Maybe since that big thing happened, I’ve been giving life more attention. Not because I want to, but because.. I am preparing for the future. Since when that I always see the future, but never enjoy the moment? Everything is about ‘for me when I’m 25 so I’ll already have a permanent job’ ‘for me when I’m ready enough to be a wife’ ‘for me later on so I acn have something to tell’. But does this all really important?
Really, I should’ve just enjoy the moment, just let everything be. And I tried too. Am still struggling, but suddenly your spark hits mine. It feels so refreshing for someone who’s been feeling nothing these years. I’ve got my confidence back. I see the road clearer. I think I am happier.
But you are with somebody else.
It’s not your fault, really. But I am blaming myself, why did I fall for someone that I don’t even know? Why did make up stories in my mind about me and you? Why did I get my hopes high up? Why did I fall too easily?
I am sorrt I am feeling this way. I won’t take you. I won’t take anything. But please, let me be happy when I am around you. Please tell me you are okay with me being around you, and just be friends like I am with everyone else.
I hope I can be that with you too.
Thank you for coming into my life.
And God, please help me forget this feeling, because I know I can’t take something that’s already been others’.

Sunday, April 1, 2018

The story of RH

We maybe not meant together, but at least I want you to know you are special.

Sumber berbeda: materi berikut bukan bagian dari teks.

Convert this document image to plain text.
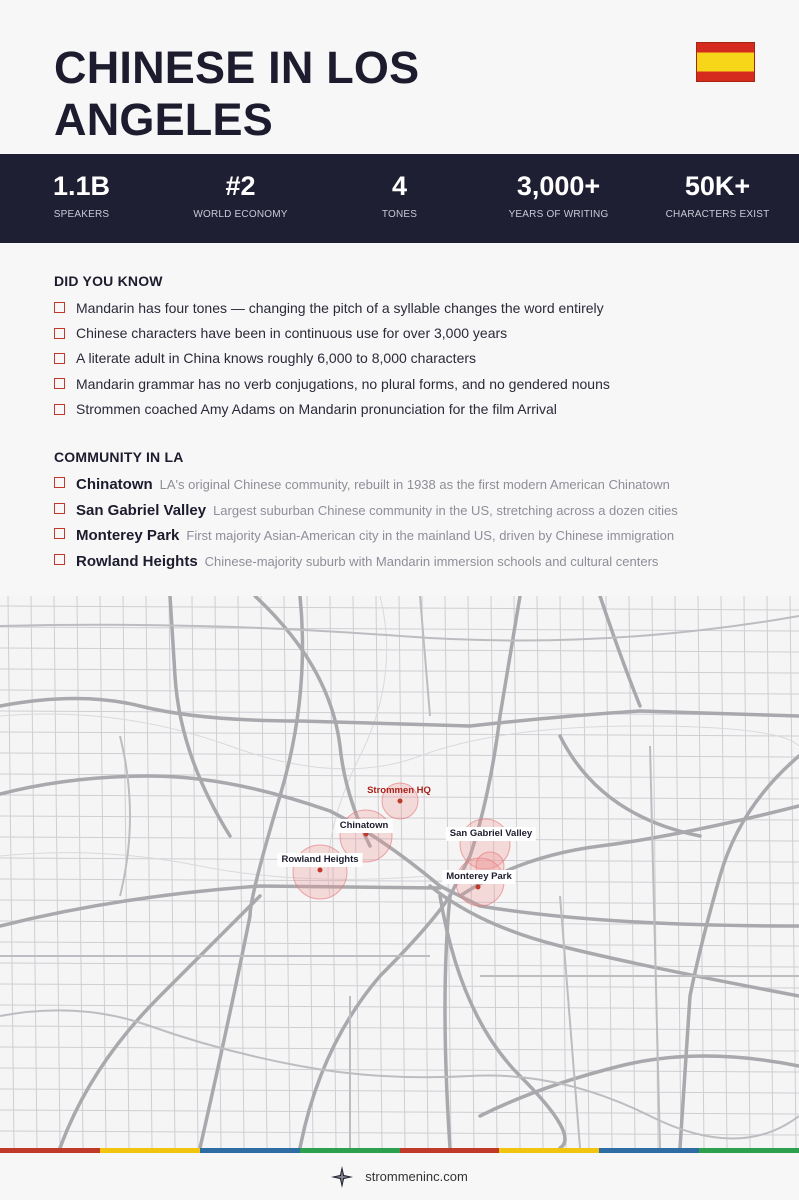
CHINESE IN LOS ANGELES
1.1B
SPEAKERS
#2
WORLD ECONOMY
4
TONES
3,000+
YEARS OF WRITING
50K+
CHARACTERS EXIST
DID YOU KNOW
Mandarin has four tones — changing the pitch of a syllable changes the word entirely
Chinese characters have been in continuous use for over 3,000 years
A literate adult in China knows roughly 6,000 to 8,000 characters
Mandarin grammar has no verb conjugations, no plural forms, and no gendered nouns
Strommen coached Amy Adams on Mandarin pronunciation for the film Arrival
COMMUNITY IN LA
Chinatown LA's original Chinese community, rebuilt in 1938 as the first modern American Chinatown
San Gabriel Valley Largest suburban Chinese community in the US, stretching across a dozen cities
Monterey Park First majority Asian-American city in the mainland US, driven by Chinese immigration
Rowland Heights Chinese-majority suburb with Mandarin immersion schools and cultural centers
Strommen HQ
Chinatown
Rowland Heights
San Gabriel Valley
Monterey Park
strommeninc.com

We met on August 2012. It was a coincidence, one of my campus project for freshman was to send a love letter for seniors, and you were there, so I chose you. It started when we say hello to each other, and that was the only time we speak to each other.


I can never make a move because I was shy, and I knew you were with someone. I was with somebody else too, but I will always look for you at campus. Your class is not my regular go-to way, but I will always make an excuse to always pass your class. You weren’t always there too, but if you were, seeing your from afar is enough. Seeing you laughing with your friends and colleagues is enough.

Aku sama kakak temenan di facebook dan twitter, tapi hanya di twitter kita berinteraksi. Dan itu pun ga banyak, hanya satu-dua reply tak lama setelah ospek, setelah itu tak ada obrolan yang bisa dilakukan. Aku pun sibuk dengan hidupku, sehingga perasaan untuk mencari tahu tentang kakak pun sudah tak sebesar dulu. Tapi aku masih terus lewat kelas kakak setiap pulang, agar paling tidak, bisa melihat kakak sebelum pulang.

Aku pun sudah lupa bagaimana ceritanya, namun november 2016, kakak lulus. Perasaanku campur aduk. Senang karena kakak lulus tepat waktu, tapi sedih karena berarti tak akan bertemu kakak lagi. Aku pun mencari cara agar pertemuan terakhir saat di wisuda, bisa menjadi kenangan buatku, dan mungkin buat kakak juga. Dan aku memutuskan untuk memberi kakak setangkai bunga mawar. Sekarang sempat terpikir aku menyesal, mengapa aku hanya memberikan setangkai bunga yang akan layu, tanpa surat apapun. Tetapi pesan dari kakak di instagram yang berisi ‘tadi ngasih bunga ya?’ selalu membuatku tersenyum, bahkan hingga saat ini.

Twitter dan instagram adalah satu-satunya platform tempat kita bisa bercengkrama. Selera humor yang sama (dan keinginan untuk ngobrol) membuatku mencari cara agar dapat mengomentari postingan kakak. Tetapi tahukah kakak, jika kakak yang melakukan sebaliknya, hatiku masih berdebar-debar dan bertanya-tanya, bahkan setelah hampir 6 tahun? Pertanyaanku selalu sama, padahal kakak tahu bahwa aku menyukai kakak (bahkan hingga kini, mungkin?) dan kakak melakukan hal-hal yang membuatku berharap? Aku tidak menyalahkan kakak, tetapi aku sangat bertanya-tanya, apakah kakak benar-benar tahu bahwa perempuan berumur 23 tahun ini, masih mempunyai perasaan ke kakak walaupun kecil dan tidak tahu apa?

Tetapi di balik itu semua, ada perasaan senang yang kurasakan. Karena hingga kini walaupun tak bertemu, masih ada obrolan yang bisa dilakukan. Masih ada postingan yang bisa dikomentari. Masih ada interaksi.

Terima kasih untuk semuanya, walaupun mungkin kita tidak berjodoh, ketahuilah bahwa kakak pernah bermakna dalam hidup seseorang.